Ernest Havet, lorsqu’il publia une très riche et instructive notice sur Dondey l’intitula Notice sur Philothée O’Neddy, gardant le nom et le prénom sous lesquels Auguste-Marie Dondey était connu du public – un public restreint, répétons-le, un public malgré tout.
Nerval, lorsqu’il publia dans La Silhouette (7 janvier 1849) « Vers l’Orient », une introduction au Voyage d’Orient, dédia le texte « À Timothée O’Neddy », où Timothée est une variante de Théophile et de Philothée ; l’amour signifié par le mot grec philos (celui qui aime), Dieu en l’occurrence, est remplacé par l’estime, ou la considération, signifiée par timos. Pourquoi Timothée, si l’on met à part la ressemblance pour l’oreille des prénoms ? Le nom, devenu plus tard prénom, était celui du patriarche de l'Église assyro-chaldéenne ou Église apostolique d'Orient, Timothée, mort en 823 après J.-C., un nom tout indiqué pour le dédicataire de la relation d’un voyage en Orient. Puis, dans l’édition définitive du Voyage en Orient, Timothée O’Neddy disparut, et on lut : « À un ami ».

Valery Larbaud, en revanche, que l’on peut tenir pour un « ami » d’Auguste-Marie Dondey dans la mesure où il admirait ses productions, présentait Philothée O'Neddy sous son nom officiel, mais en lui gardant le prénom attribué, Théophile lorsqu'il publia un article sur lui dans deux numéros de la Revue de Paris, repris ensuite sous forme d'une plaquette publiée à Tunis en 1935, intitulée Théophile Dondey de Santeny (1811-1875), éditée par les Cahiers de Barbarie dirigés par un poète vivant en Tunisie, Armand Guibert, fondateur malheureux de la revue Mirages. Le texte sera repris dans Ce vice impuni, la lecture. Domaine français (Gallimard, 1941, p. 176 et suiv.).


   Et la postérité ?   

Dondey pressentait qu’il ne serait pas reconnu par la postérité. Dans la préface en vers du roman L’Histoire d’un anneau enchanté, roman de chevalerie, il avait écrit spontanément :
J’ai voulu j’ai tâché qu’une idéale flamme
Pénétrât dans ce conte et lui fît comme une âme.
Petit livre, à quoi bon tout ce bruit et ce feu ?
Pourquoi tant marchander ta vie, ô petit livre ?
Lorsque je sais, hélas ! que tu vivras si peu !

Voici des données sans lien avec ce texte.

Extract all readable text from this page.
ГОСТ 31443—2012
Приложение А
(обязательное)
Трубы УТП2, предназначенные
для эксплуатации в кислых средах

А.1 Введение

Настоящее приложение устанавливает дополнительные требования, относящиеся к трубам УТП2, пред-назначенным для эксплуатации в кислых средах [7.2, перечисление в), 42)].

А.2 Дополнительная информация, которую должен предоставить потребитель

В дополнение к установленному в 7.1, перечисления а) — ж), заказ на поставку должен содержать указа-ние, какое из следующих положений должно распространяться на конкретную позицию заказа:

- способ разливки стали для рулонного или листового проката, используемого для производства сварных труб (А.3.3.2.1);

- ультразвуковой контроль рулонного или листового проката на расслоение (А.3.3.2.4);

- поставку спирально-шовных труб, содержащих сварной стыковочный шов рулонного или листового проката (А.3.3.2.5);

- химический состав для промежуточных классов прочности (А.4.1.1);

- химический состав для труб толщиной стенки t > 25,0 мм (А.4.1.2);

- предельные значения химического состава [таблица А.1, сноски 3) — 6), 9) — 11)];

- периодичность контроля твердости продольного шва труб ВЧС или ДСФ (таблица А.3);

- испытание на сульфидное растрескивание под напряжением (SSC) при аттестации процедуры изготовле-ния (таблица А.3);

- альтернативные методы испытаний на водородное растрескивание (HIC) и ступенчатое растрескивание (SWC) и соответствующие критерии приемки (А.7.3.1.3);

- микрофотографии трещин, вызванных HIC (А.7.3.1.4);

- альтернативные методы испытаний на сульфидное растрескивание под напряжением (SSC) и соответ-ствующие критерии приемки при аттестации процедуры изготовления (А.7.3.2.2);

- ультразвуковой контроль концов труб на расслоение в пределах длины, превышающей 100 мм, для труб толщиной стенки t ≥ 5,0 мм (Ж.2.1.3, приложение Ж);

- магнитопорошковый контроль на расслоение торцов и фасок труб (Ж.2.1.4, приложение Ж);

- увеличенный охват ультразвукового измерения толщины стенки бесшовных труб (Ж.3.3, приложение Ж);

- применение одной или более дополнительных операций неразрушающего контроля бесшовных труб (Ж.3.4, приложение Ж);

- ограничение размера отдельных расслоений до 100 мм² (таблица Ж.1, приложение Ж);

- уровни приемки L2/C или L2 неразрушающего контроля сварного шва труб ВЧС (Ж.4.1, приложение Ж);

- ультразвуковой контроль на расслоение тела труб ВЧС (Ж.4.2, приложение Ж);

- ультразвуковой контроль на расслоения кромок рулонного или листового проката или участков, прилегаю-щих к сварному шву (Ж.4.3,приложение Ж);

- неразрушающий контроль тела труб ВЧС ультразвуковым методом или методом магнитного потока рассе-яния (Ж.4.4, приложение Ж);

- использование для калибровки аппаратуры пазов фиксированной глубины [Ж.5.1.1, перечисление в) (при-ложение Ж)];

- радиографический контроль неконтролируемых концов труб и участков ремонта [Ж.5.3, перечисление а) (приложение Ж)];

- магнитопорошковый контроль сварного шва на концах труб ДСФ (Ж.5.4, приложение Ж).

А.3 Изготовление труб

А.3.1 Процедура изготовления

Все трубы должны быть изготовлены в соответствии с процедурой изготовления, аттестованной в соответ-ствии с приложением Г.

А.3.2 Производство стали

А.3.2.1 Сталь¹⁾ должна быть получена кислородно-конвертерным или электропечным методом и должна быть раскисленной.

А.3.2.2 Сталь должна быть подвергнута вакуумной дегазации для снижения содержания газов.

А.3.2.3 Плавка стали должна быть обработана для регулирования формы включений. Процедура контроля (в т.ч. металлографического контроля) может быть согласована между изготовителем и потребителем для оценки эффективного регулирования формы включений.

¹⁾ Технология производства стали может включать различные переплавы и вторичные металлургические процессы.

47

Cependant, lorsque le roman parut avec sa préface, en 1842, sous forme d’une plaquette de 46 pages (Paris, Boulé et Cie), Dondey prit soin de supprimer un long passage auquel appartenaient ces vers, preuve qu’il espérait malgré tout. En donnant ses manuscrits à Ernest Havet, il montrait son désir de les voir paraître en librairie, après sa mort. Sachant que les historiens de la littérature chercheraient son nom à l’état-civil, quand il se cita lui-même en épigraphe, dans la Nuit Septième, « Dandysme », (« Mon ange, à ton piano si tu voulais t’asseoir ?… », Feu et Flamme, 1833, p. 61), et dans le Fragment troisième de Mosaïque, « Fanatisme » (« À la rage il adore, / Républicain naïf, les romaines vertus : / Il se donne les airs et le ton d’un Brutus », ibid., p. 121) il signa de son presque vrai nom, Théophile Dondey, quoique pour ses contemporains, le nom dût apparaître ou comme un pseudonyme, ou comme le nom d’un inconnu – ce que fut, en effet, Dondey de son vivant, mais il voulait croire qu’il serait estimé à sa juste valeur après sa mort ; cela s’appelle la gloire, et il croyait à la Gloire (littéraire).